Dipl.-Finanzwirt Arthur Röck
Die zum 1.1.2019 eingeführte nationale Vorschrift des § 25e Abs. 1 UStG regelt die Gefährderhaftung des Betreibers einer elektronischen Schnittstelle (Marktplatz) für die nicht entrichtete Umsatzsteuer aus der Lieferung eines Unternehmers, die auf der von ihm bereitgestellten elektronischen Schnittstelle rechtlich begründet worden ist. Die Haftungsnorm gilt jedoch nicht für grenzüberschreitende sonstige Leistungen, die über eine elektronische Schnittstelle erbracht werden.
Uneingeschränkte Haftung für alle Online-Verkäufe von Unternehmer
Die o. g. Inhaftungnahme gilt für alle über eine elektronische Plattform ausgeführten der deutschen Umsatzsteuer unterliegenden Lieferungen im Zeitraum vom 1.1.2019 bis 30.6.2021 (unabhängig davon, ob der Lieferer im Inland oder im Ausland ansässig war bzw. ob es sich um eine inländische Warenbewegung oder um einen Import aus dem Ausland handelte).
Lag dem Marktplatzbetreiber eine gültige Bescheinigung über die steuerliche Erfassung des jeweiligen Händlers nach § 22f UStG (Vordruck USt 1 TI) des zuständigen Finanzamts vor, konnte sich der Betreiber aus der Haftung exkulpieren.
Diese Entlassung aus der Haftung gilt jedoch nicht, wenn der Betreiber der Plattform Kenntnis davon hatte oder nach der Sorgfalt eines ordentlichen Kaufmanns hätte haben müssen, dass der liefernde Unternehmer seinen steuerlichen Verpflichtungen nicht oder nicht im vollen Umfang nachkommt.
Erfolgt die Registrierung des Verkäufers auf der Plattform als "Nichtunternehmer" kann der Marktplatzbetreiber der Haftung entgehen, wenn er seinen Aufzeichnungspflichten gem. § 22f Abs. 2 UStG nachkommt. Aufzuzeichnen sind u. a. die Angaben von Nutzern, für deren Umsätze eine deutsche Umsatzsteuerpflicht in Betracht kommt (Geburtsdatum, vollständiger Name, Anschrift, Steuernummer, soweit vorhanden USt-IdNr. des Lieferers) für alle in Deutschland beginnenden oder endenden Lieferungen sowie die Bescheinigung über die steuerliche Erfassung des Händlers beim Finanzamt.

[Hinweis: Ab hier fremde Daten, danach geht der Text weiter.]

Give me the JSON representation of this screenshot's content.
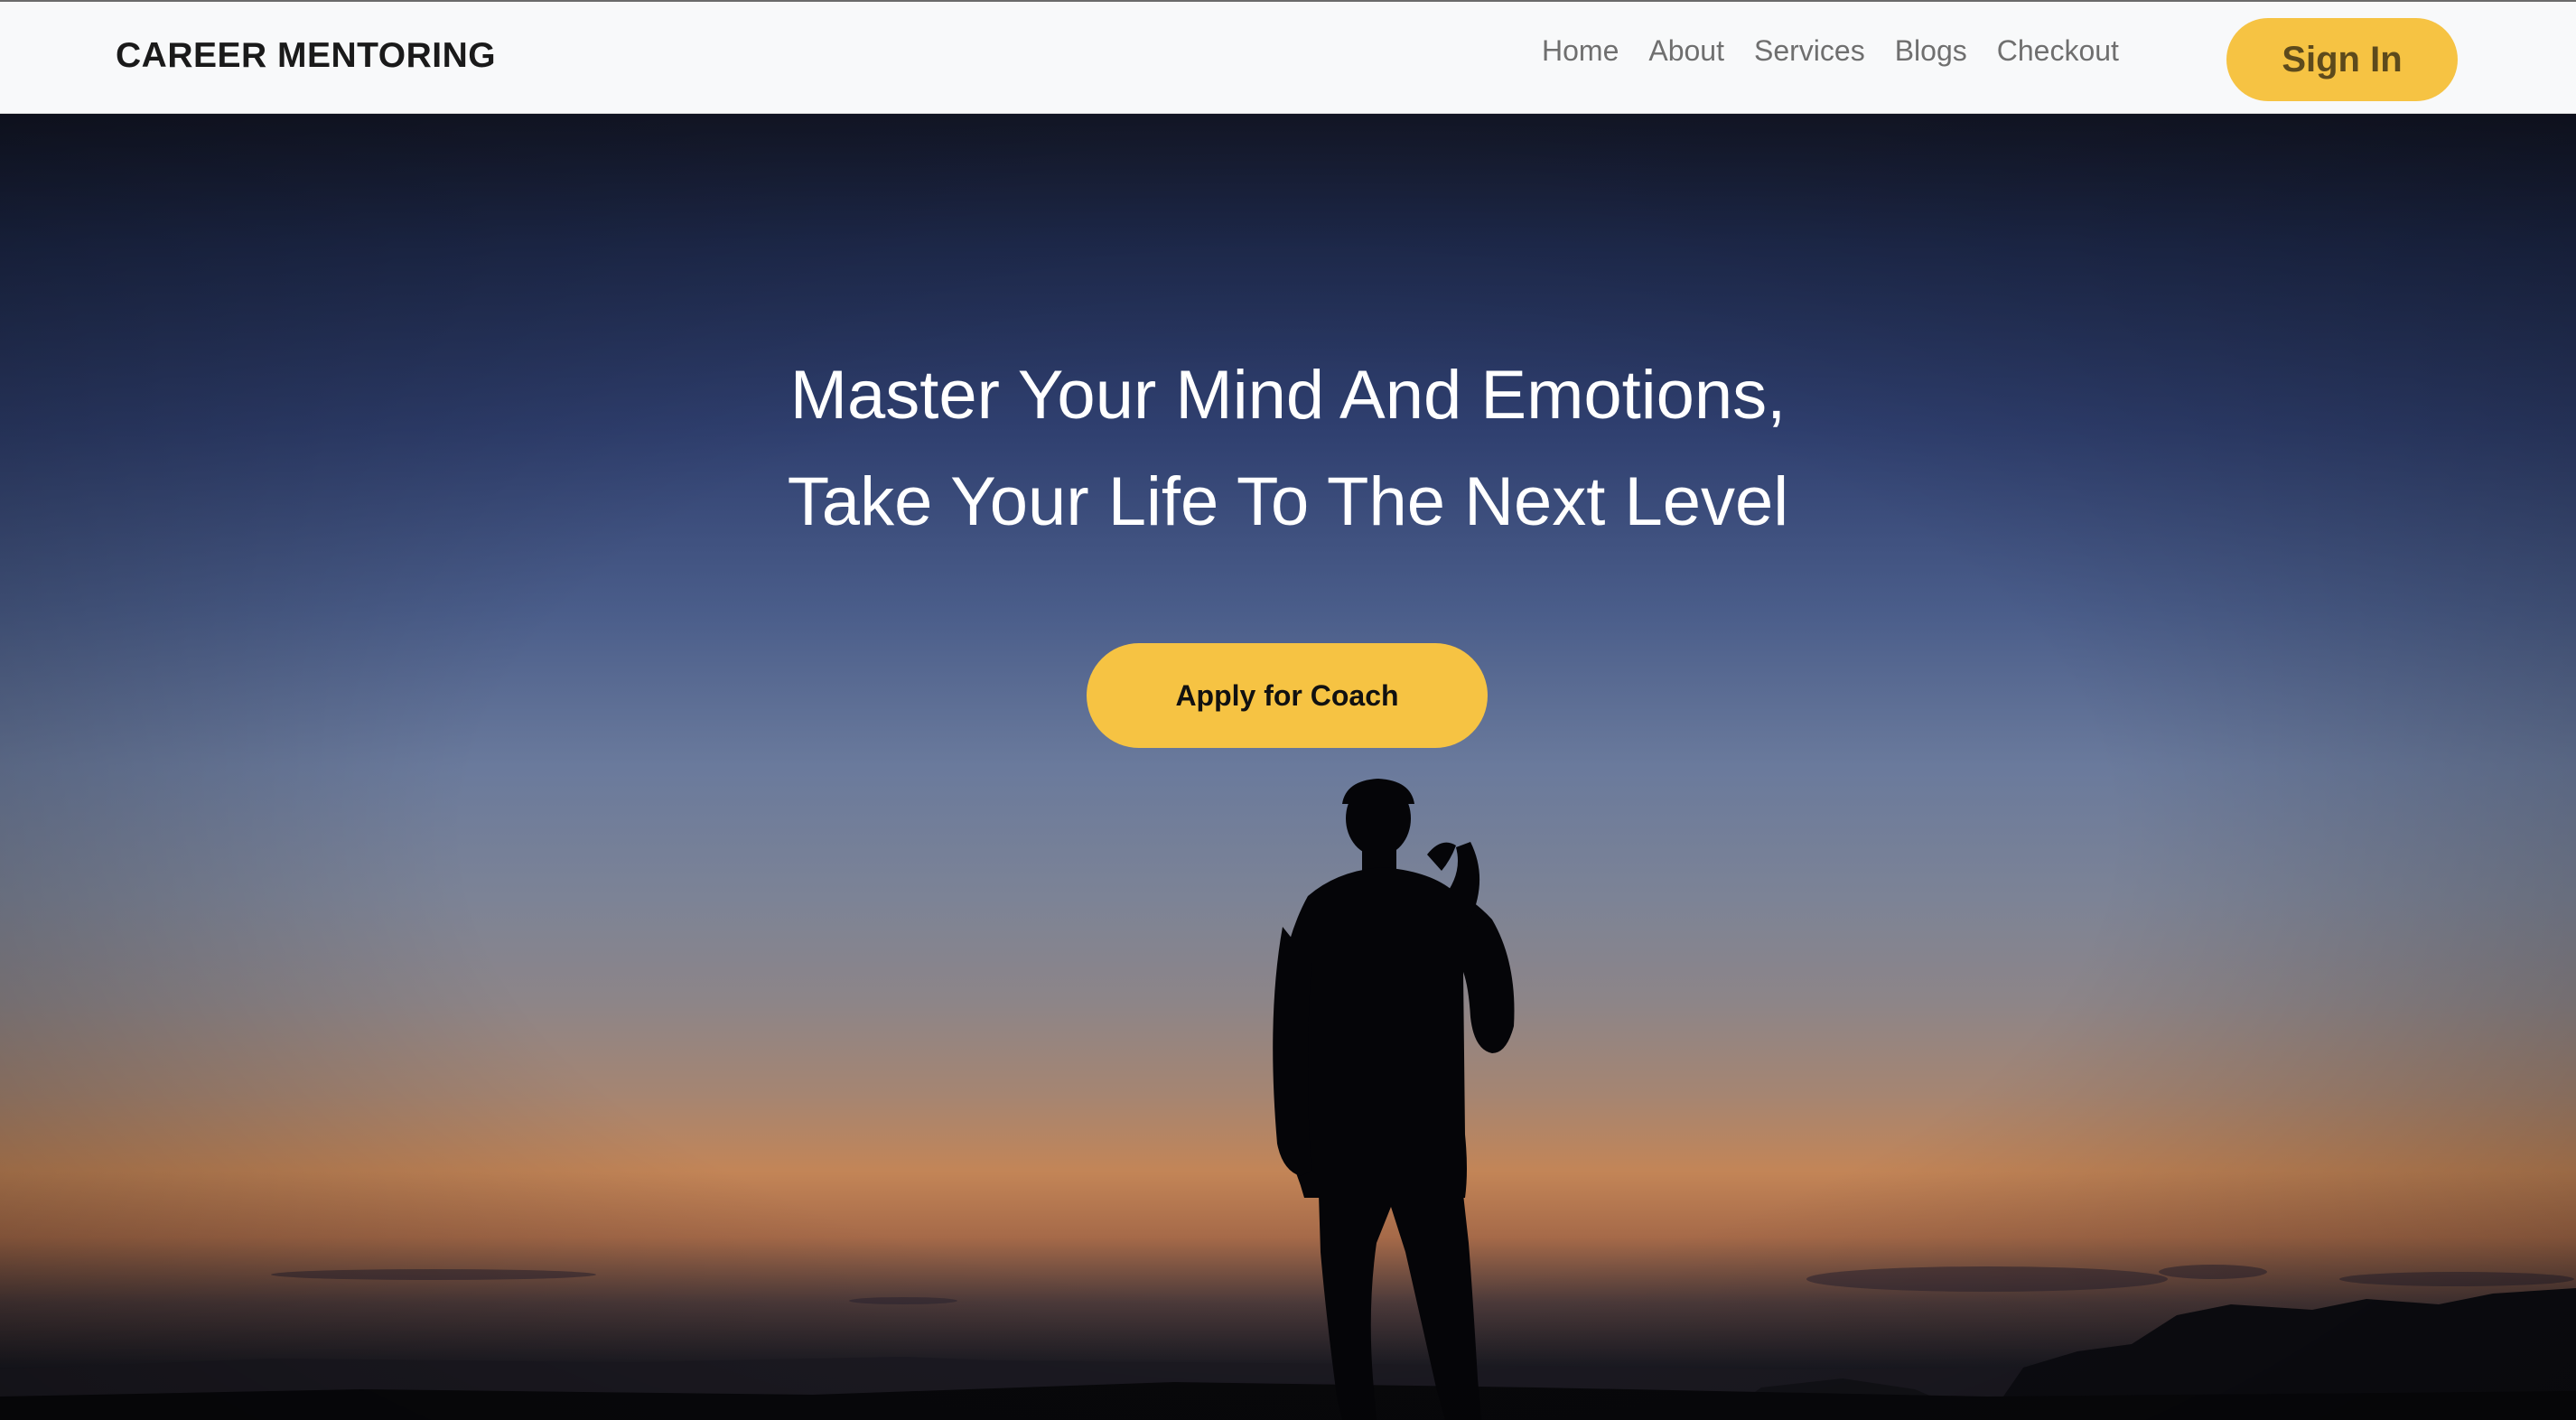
{
  "brand": {
    "name": "CAREER MENTORING"
  },
  "nav": {
    "links": [
      "Home",
      "About",
      "Services",
      "Blogs",
      "Checkout"
    ],
    "signin_label": "Sign In"
  },
  "hero": {
    "headline_line1": "Master Your Mind And Emotions,",
    "headline_line2": "Take Your Life To The Next Level",
    "cta_label": "Apply for Coach",
    "background_image": "silhouette-person-at-dusk"
  },
  "colors": {
    "accent": "#f6c343",
    "navbar_bg": "#f8f9fa",
    "nav_text": "#6f6f6f",
    "brand_text": "#1a1a1a"
  }
}
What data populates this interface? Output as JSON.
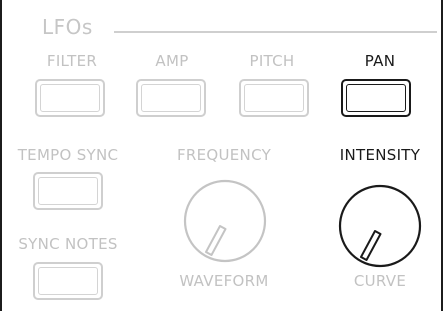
{
  "section": {
    "title": "LFOs"
  },
  "targets": [
    {
      "label": "FILTER",
      "active": false
    },
    {
      "label": "AMP",
      "active": false
    },
    {
      "label": "PITCH",
      "active": false
    },
    {
      "label": "PAN",
      "active": true
    }
  ],
  "tempo_sync": {
    "label": "TEMPO SYNC"
  },
  "sync_notes": {
    "label": "SYNC NOTES"
  },
  "knobs": {
    "frequency": {
      "label": "FREQUENCY",
      "sub_label": "WAVEFORM",
      "active": false
    },
    "intensity": {
      "label": "INTENSITY",
      "sub_label": "CURVE",
      "active": true
    }
  },
  "colors": {
    "active": "#1a1a1a",
    "inactive": "#c4c4c4"
  }
}
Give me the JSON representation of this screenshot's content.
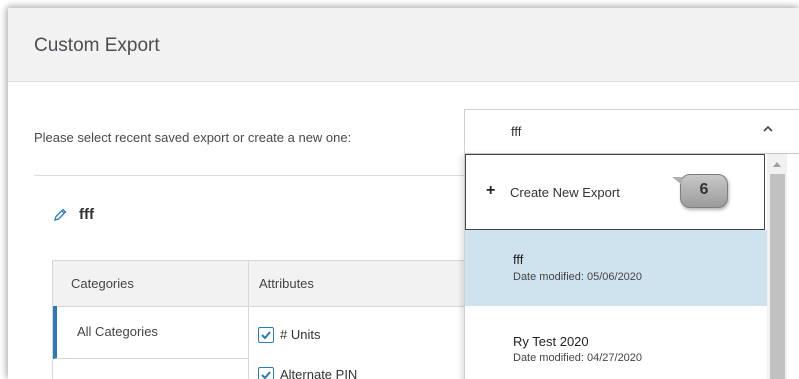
{
  "header": {
    "title": "Custom Export"
  },
  "prompt": "Please select recent saved export or create a new one:",
  "select": {
    "value": "fff"
  },
  "edit": {
    "name": "fff"
  },
  "table": {
    "headers": {
      "categories": "Categories",
      "attributes": "Attributes"
    },
    "categories": [
      "All Categories"
    ],
    "attributes": [
      {
        "label": "# Units",
        "checked": true
      },
      {
        "label": "Alternate PIN",
        "checked": true
      }
    ]
  },
  "dropdown": {
    "create_label": "Create New Export",
    "badge": "6",
    "options": [
      {
        "name": "fff",
        "date": "Date modified: 05/06/2020",
        "selected": true
      },
      {
        "name": "Ry Test 2020",
        "date": "Date modified: 04/27/2020",
        "selected": false
      }
    ]
  },
  "colors": {
    "accent": "#2b7bb9",
    "selected_bg": "#cfe3ef",
    "header_bg": "#f2f2f2"
  },
  "icons": [
    "pencil-icon",
    "chevron-up-icon",
    "plus-icon",
    "check-icon",
    "scroll-up-arrow-icon"
  ]
}
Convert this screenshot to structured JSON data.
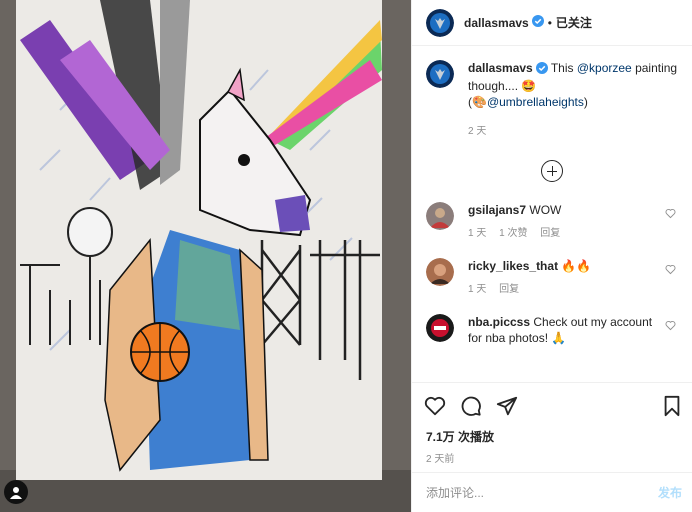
{
  "post": {
    "author": "dallasmavs",
    "follow_status": "已关注",
    "separator": "•",
    "caption": {
      "prefix": "This ",
      "mention1": "@kporzee",
      "middle": " painting though.... 🤩",
      "paren_open": "(🎨",
      "mention2": "@umbrellaheights",
      "paren_close": ")",
      "age": "2 天"
    },
    "comments": [
      {
        "user": "gsilajans7",
        "text": "WOW",
        "age": "1 天",
        "likes": "1 次赞",
        "reply": "回复",
        "avatar_color": "#8b7d7b"
      },
      {
        "user": "ricky_likes_that",
        "text": "🔥🔥",
        "age": "1 天",
        "likes": "",
        "reply": "回复",
        "avatar_color": "#a86d4d"
      },
      {
        "user": "nba.piccss",
        "text": "Check out my account for nba photos! 🙏",
        "age": "",
        "likes": "",
        "reply": "",
        "avatar_color": "#c8102e"
      }
    ],
    "like_count": "7.1万 次播放",
    "posted": "2 天前",
    "comment_placeholder": "添加评论...",
    "post_button": "发布",
    "colors": {
      "brand_blue": "#0095f6",
      "link": "#00376b",
      "muted": "#8e8e8e"
    }
  }
}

Trotz erfolgter Aufzeichnungen kann die Haftung des Plattformbetreibers dennoch greifen, wenn nach Art, Menge oder Höhe der erzielten Umsätze davon auszugehen ist, dass der Betreiber Kenntnis davon hatte oder nach der Sorgfalt eines ordentlichen Kaufmanns hätte haben müssen, dass die Umsätze des Verkäufers im Rahmen eines Unternehmens erbracht werden.
Kommt der liefernde Unternehmer seinen steuerlichen Pflichten nicht oder nicht in wesentlichem Umfang nach, ist das für den Lieferer zuständige Finanzamt berechtigt, dies dem Betreiber mitzuteilen, wenn andere Maßnahmen keinen unmittelbaren Erfolg versprechen. Nach Zugang der Mitteilung haftet der Betreiber für die Umsatzsteuer, soweit das dem Umsatz zugrunde liegende Rechtsgeschäft nach dem Zugang der Mitteilung abgeschlossen worden ist. Eine Inhaftungnahme des Betreibers erfolgt nicht, wenn der Betreiber innerhalb einer vom Finanzamt mit der o. g. Mitteilung gesetzten Frist nachweist, dass der liefernde Unternehmer über seine elektronische Schnittstelle keine Waren mehr anbieten kann.
Zuständig für den Erlass des Haftungsbescheides ist das Finanzamt, das für die Besteuerung des liefernden Unternehmers zuständig ist.
Änderung der Haftung für Onlinelieferungen ab dem 1.7.2021
Die Haftungsnorm des § 25e UStG wird ab dem 1.7.2021 zum Teil durch das EU-einheitliche sog. fiktive Reihengeschäft nach § 3 Abs. 3a UStG ersetzt. Hier wird der Betreiber der elektronischen Schnittstelle zum Steuerschuldner für die Lieferung des Händlers an dessen Kunden (anstatt nur zum Haftungsschuldner).